Pada tahun 90-an, saya pernah membaca sebuah artikel yang ditulis oleh seorang intelektual Tiongkok, isinya seperti ini, "Sidney Rittenberg sangat ingin mendorong terjadinya hubungan diplomatik antara Tiongkok dan Amerika, tetapi gagal, banyak orang percaya: jika Tiongkok dan Amerika menjalin hubungan diplomatik saat itu, tidak hanya sejarah daratan dan Taiwan yang akan ditulis ulang, bahkan Perang Korea pun mungkin dapat dihindari. Dia meninggalkan tanah yang telah dia tinggali selama lebih dari 50 tahun, yang sangat dia cintai dan untuknya telah mengorbankan segalanya." Apakah artikel itu cukup menyentuh, misalkan Sidney Rittenberg adalah orang baik seperti Norman Bethune, tetapi apa yang bisa dia ubah? Apakah dia bisa mengubah kebijakan dasar eksploitasi luar negeri oleh oligarki Yahudi Amerika?
Intelektual mencemooh Afrika Selatan, mengatakan setelah orang kulit putih pergi, negara itu berubah dari negara maju menjadi negara berkembang, saya hanya duduk dan memikirkannya seharian, jika kemajuan Afrika Selatan terkait dengan setiap orang kulit hitam, apakah itu berarti setelah mereka kenyang, mereka tidak punya kerjaan dan ingin mengobarkan revolusi?
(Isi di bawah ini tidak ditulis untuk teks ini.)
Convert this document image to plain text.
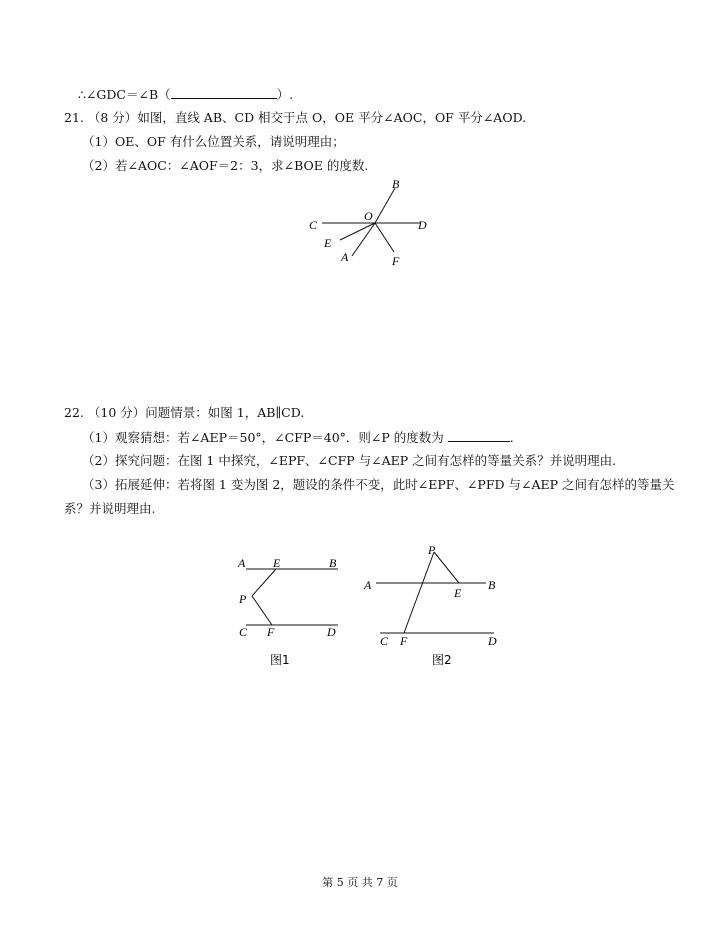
∴∠GDC＝∠B（	）.
21. （8 分）如图，直线 AB、CD 相交于点 O，OE 平分∠AOC，OF 平分∠AOD.
（1）OE、OF 有什么位置关系，请说明理由；
（2）若∠AOC：∠AOF＝2：3，求∠BOE 的度数.
B
C
O
D
E
A	F
22. （10 分）问题情景：如图 1，AB∥CD.
（1）观察猜想：若∠AEP＝50°，∠CFP＝40°．则∠P 的度数为	.
（2）探究问题：在图 1 中探究，∠EPF、∠CFP 与∠AEP 之间有怎样的等量关系？并说明理由.
（3）拓展延伸：若将图 1 变为图 2，题设的条件不变，此时∠EPF、∠PFD 与∠AEP 之间有怎样的等量关
系？并说明理由.
A E	B
P
C F	D
图1
P
A
E
B
C F	D
图2
第 5 页 共 7 页
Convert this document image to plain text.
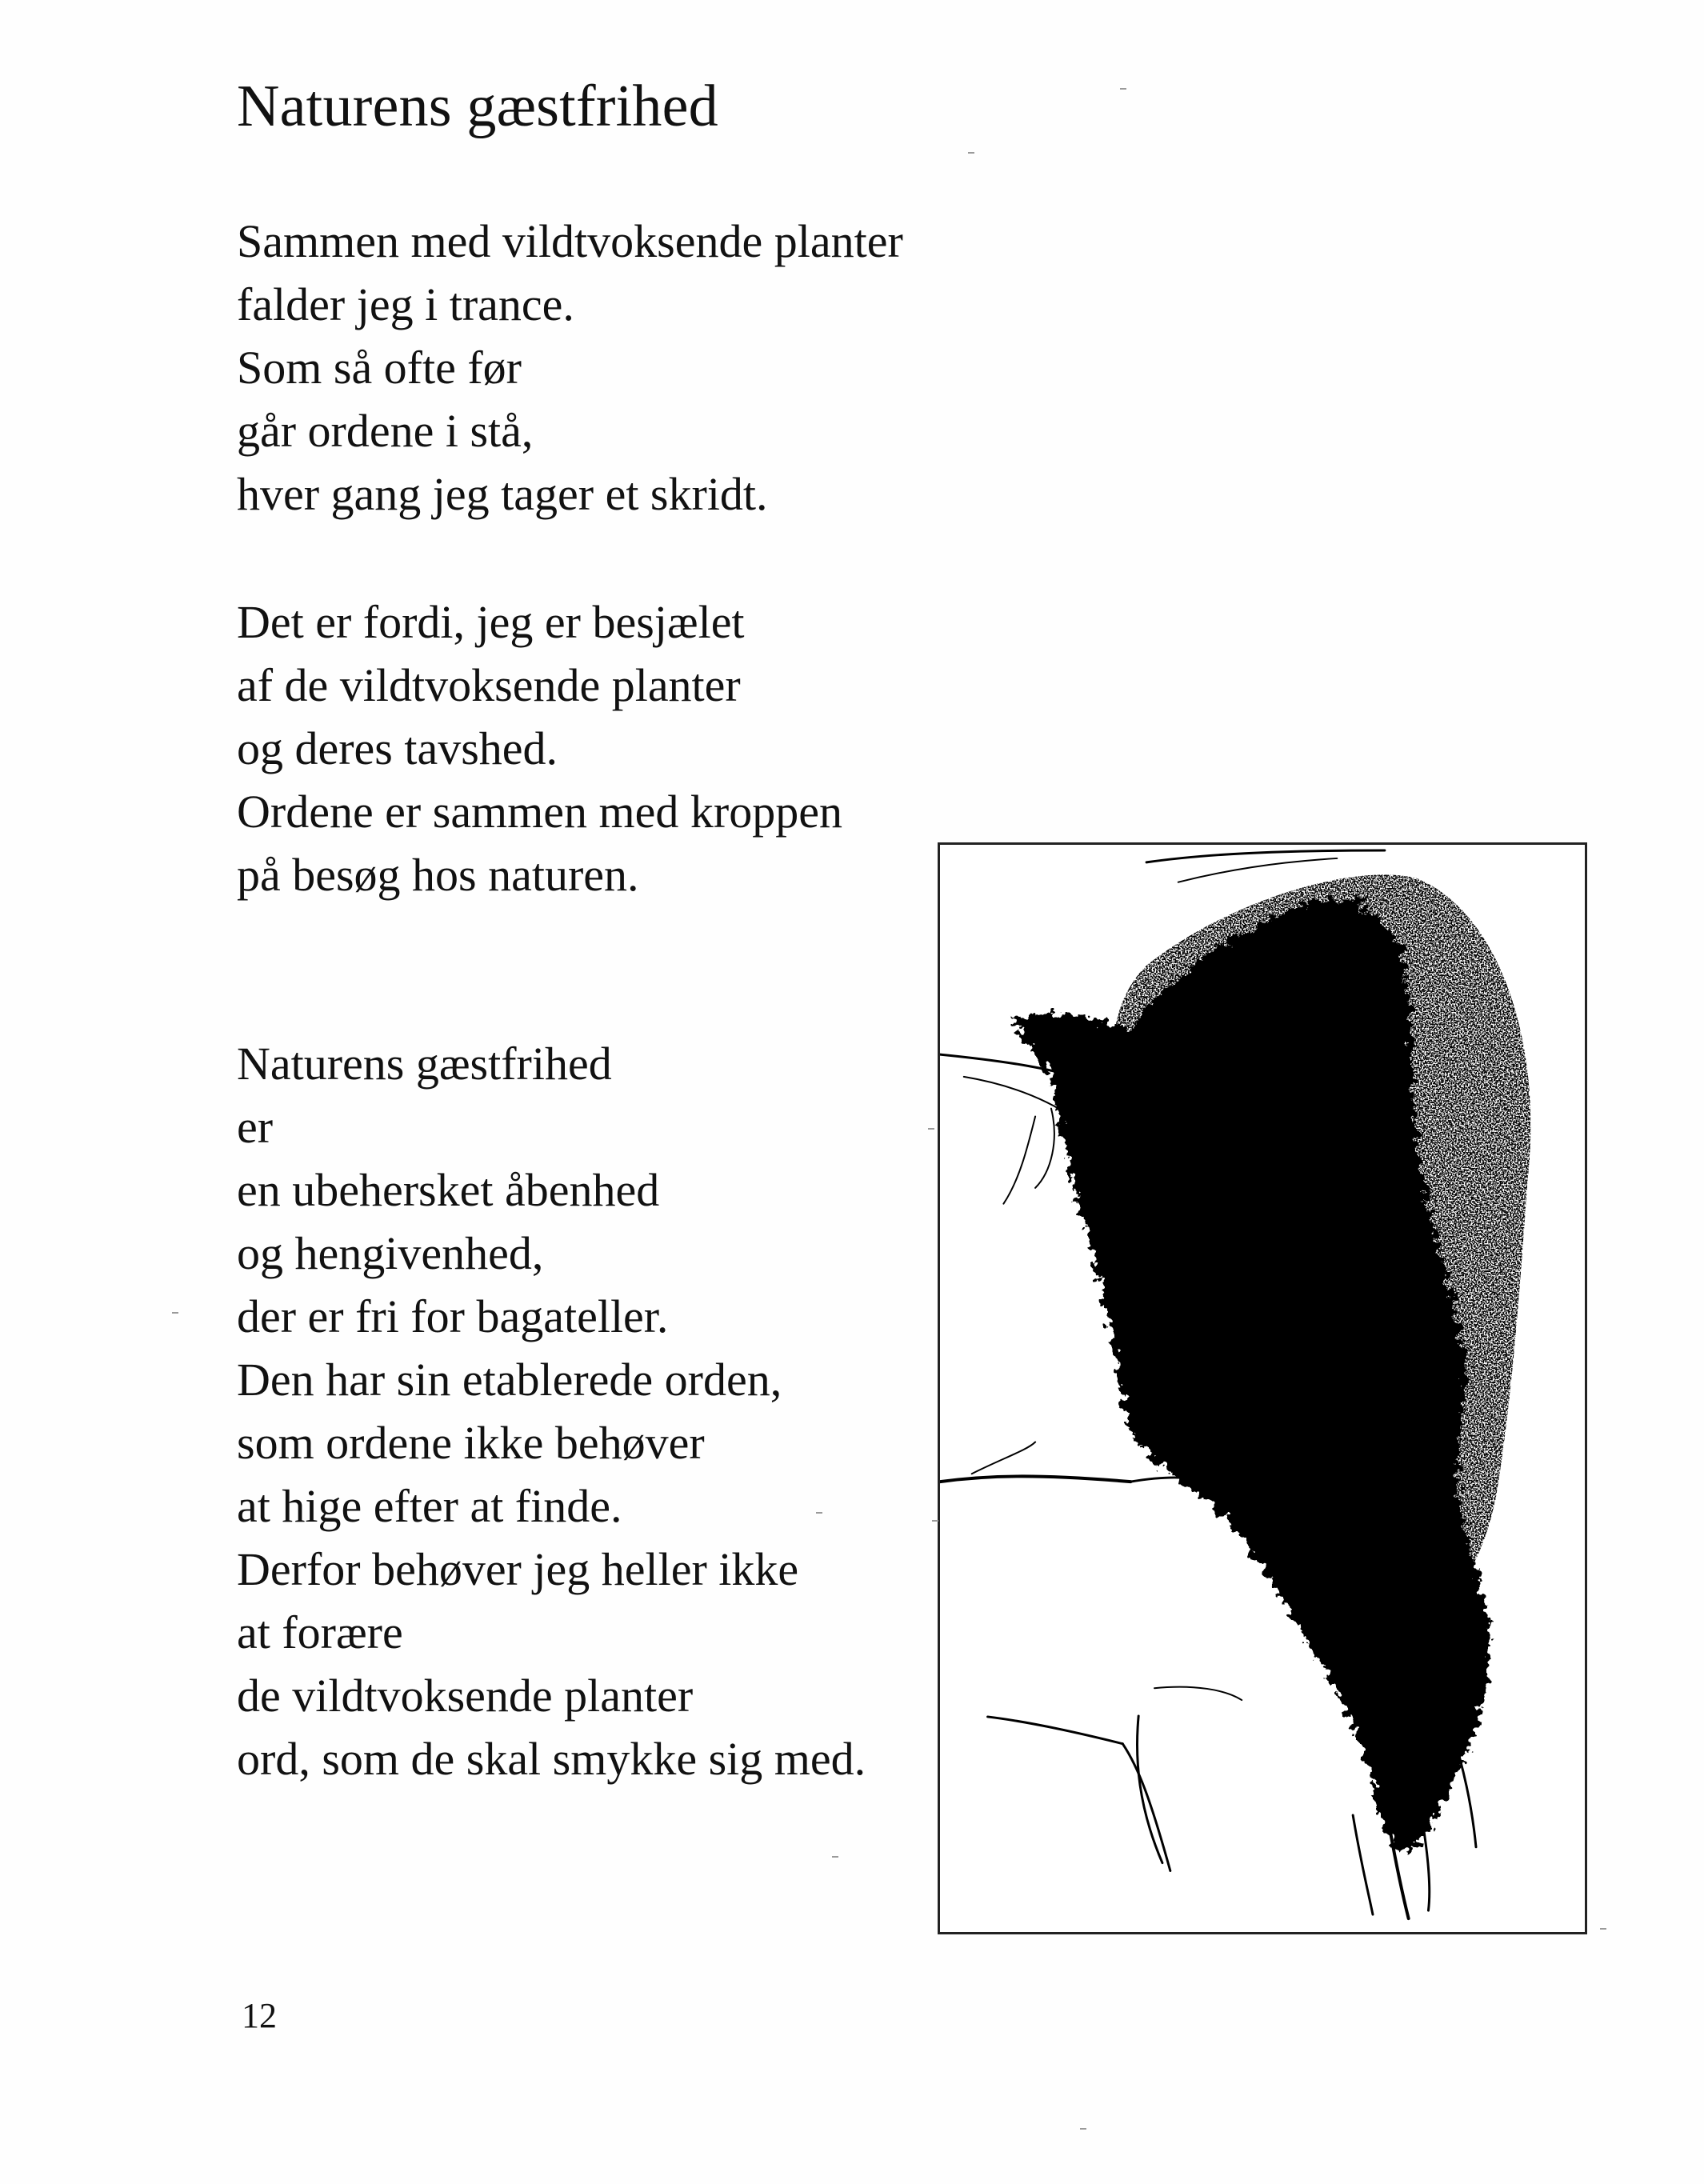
Naturens gæstfrihed
Sammen med vildtvoksende planter
falder jeg i trance.
Som så ofte før
går ordene i stå,
hver gang jeg tager et skridt.
Det er fordi, jeg er besjælet
af de vildtvoksende planter
og deres tavshed.
Ordene er sammen med kroppen
på besøg hos naturen.
Naturens gæstfrihed
er
en ubehersket åbenhed
og hengivenhed,
der er fri for bagateller.
Den har sin etablerede orden,
som ordene ikke behøver
at hige efter at finde.
Derfor behøver jeg heller ikke
at forære
de vildtvoksende planter
ord, som de skal smykke sig med.
12
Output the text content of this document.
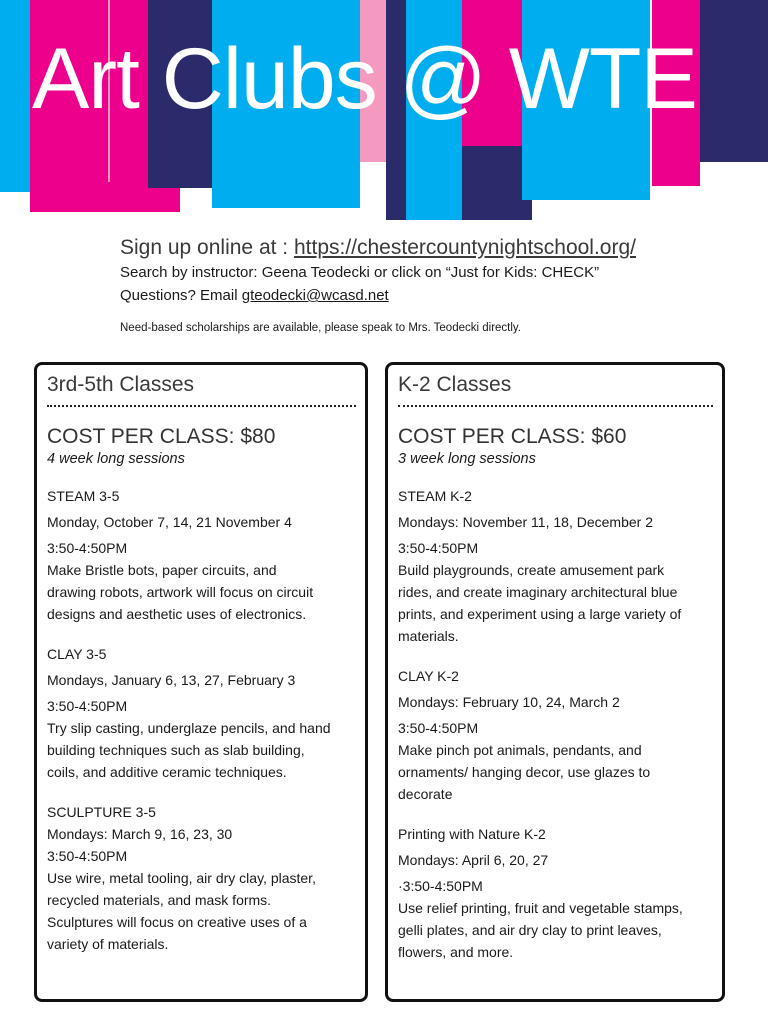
Art Clubs @ WTE

Sign up online at : https://chestercountynightschool.org/

Search by instructor: Geena Teodecki or click on “Just for Kids: CHECK”

Questions? Email gteodecki@wcasd.net

Need-based scholarships are available, please speak to Mrs. Teodecki directly.

3rd-5th Classes

COST PER CLASS: $80

4 week long sessions

STEAM 3-5

Monday, October 7, 14, 21 November 4

3:50-4:50PM

Make Bristle bots, paper circuits, and

drawing robots, artwork will focus on circuit

designs and aesthetic uses of electronics.

CLAY 3-5

Mondays, January 6, 13, 27, February 3

3:50-4:50PM

Try slip casting, underglaze pencils, and hand

building techniques such as slab building,

coils, and additive ceramic techniques.

SCULPTURE 3-5

Mondays: March 9, 16, 23, 30

3:50-4:50PM

Use wire, metal tooling, air dry clay, plaster,

recycled materials, and mask forms.

Sculptures will focus on creative uses of a

variety of materials.

K-2 Classes

COST PER CLASS: $60

3 week long sessions

STEAM K-2

Mondays: November 11, 18, December 2

3:50-4:50PM

Build playgrounds, create amusement park

rides, and create imaginary architectural blue

prints, and experiment using a large variety of

materials.

CLAY K-2

Mondays: February 10, 24, March 2

3:50-4:50PM

Make pinch pot animals, pendants, and

ornaments/ hanging decor, use glazes to

decorate

Printing with Nature K-2

Mondays: April 6, 20, 27

·3:50-4:50PM

Use relief printing, fruit and vegetable stamps,

gelli plates, and air dry clay to print leaves,

flowers, and more.
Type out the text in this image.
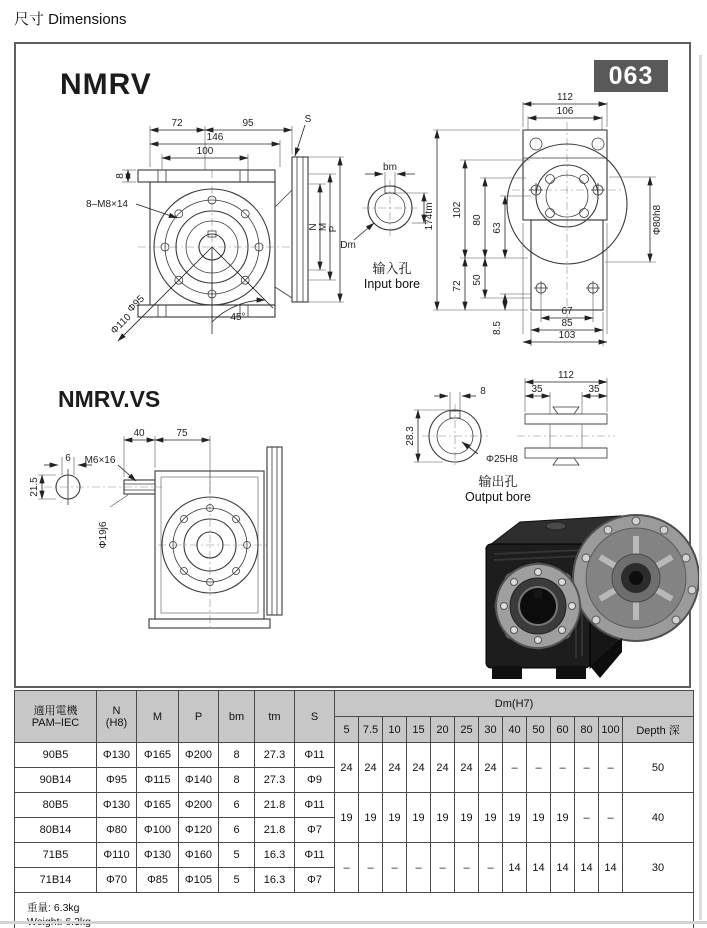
尺寸 Dimensions
NMRV	063
NMRV.VS
72	95
146
100
8
8–M8×14
Φ95
Φ110	45°
S
N M P
bm
tm
Dm
输入孔
Input bore
112
106
174
102
80
63
72
50
8.5
Φ80h8
67
85
103
40	75
6
21.5
M6×16
Φ19j6
8
28.3
Φ25H8
输出孔
Output bore
112
35	35
適用電機
PAM–IEC

N
(H8)	M	P	bm	tm	S	Dm(H7)
							5	7.5	10	15	20	25	30	40	50	60	80	100	Depth 深
90B5	Φ130	Φ165	Φ200	8	27.3	Φ11	24	24	24	24	24	24	24	–	–	–	–	–	50
90B14	Φ95	Φ115	Φ140	8	27.3	Φ9													
80B5	Φ130	Φ165	Φ200	6	21.8	Φ11	19	19	19	19	19	19	19	19	19	19	–	–	40
80B14	Φ80	Φ100	Φ120	6	21.8	Φ7													
71B5	Φ110	Φ130	Φ160	5	16.3	Φ11	–	–	–	–	–	–	–	14	14	14	14	14	30
71B14	Φ70	Φ85	Φ105	5	16.3	Φ7													

重量: 6.3kg																			
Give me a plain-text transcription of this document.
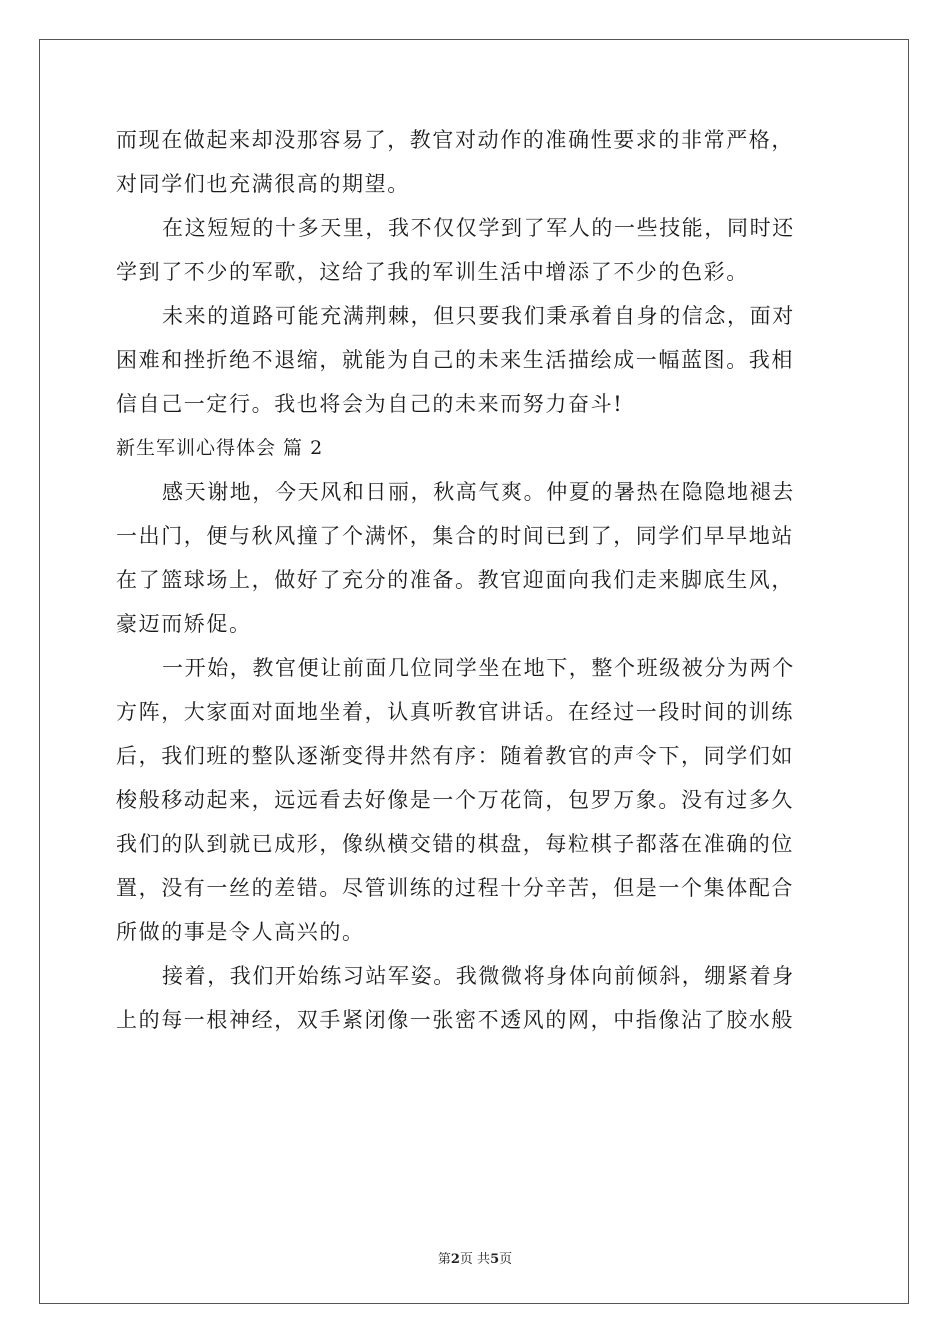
而现在做起来却没那容易了，教官对动作的准确性要求的非常严格，
对同学们也充满很高的期望。

在这短短的十多天里，我不仅仅学到了军人的一些技能，同时还
学到了不少的军歌，这给了我的军训生活中增添了不少的色彩。

未来的道路可能充满荆棘，但只要我们秉承着自身的信念，面对
困难和挫折绝不退缩，就能为自己的未来生活描绘成一幅蓝图。我相
信自己一定行。我也将会为自己的未来而努力奋斗!

新生军训心得体会 篇 2

感天谢地，今天风和日丽，秋高气爽。仲夏的暑热在隐隐地褪去
一出门，便与秋风撞了个满怀，集合的时间已到了，同学们早早地站
在了篮球场上，做好了充分的准备。教官迎面向我们走来脚底生风，
豪迈而矫促。

一开始，教官便让前面几位同学坐在地下，整个班级被分为两个
方阵，大家面对面地坐着，认真听教官讲话。在经过一段时间的训练
后，我们班的整队逐渐变得井然有序：随着教官的声令下，同学们如
梭般移动起来，远远看去好像是一个万花筒，包罗万象。没有过多久
我们的队到就已成形，像纵横交错的棋盘，每粒棋子都落在准确的位
置，没有一丝的差错。尽管训练的过程十分辛苦，但是一个集体配合
所做的事是令人高兴的。

接着，我们开始练习站军姿。我微微将身体向前倾斜，绷紧着身
上的每一根神经，双手紧闭像一张密不透风的网，中指像沾了胶水般

第2页 共5页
Jika hanya satu atau dua orang yang membuat keributan itu sudah bisa dimaklumi, tetapi jika seluruh orang kulit hitam ingin mengusir orang kulit putih, itu hanya bisa menunjukkan bahwa kemajuan Afrika Selatan adalah hasil dari orang kulit putih dan aristokrat kulit hitam, serta para pengusaha kulit hitam, dan tidak ada hubungannya dengan sebagian besar rakyat Afrika Selatan.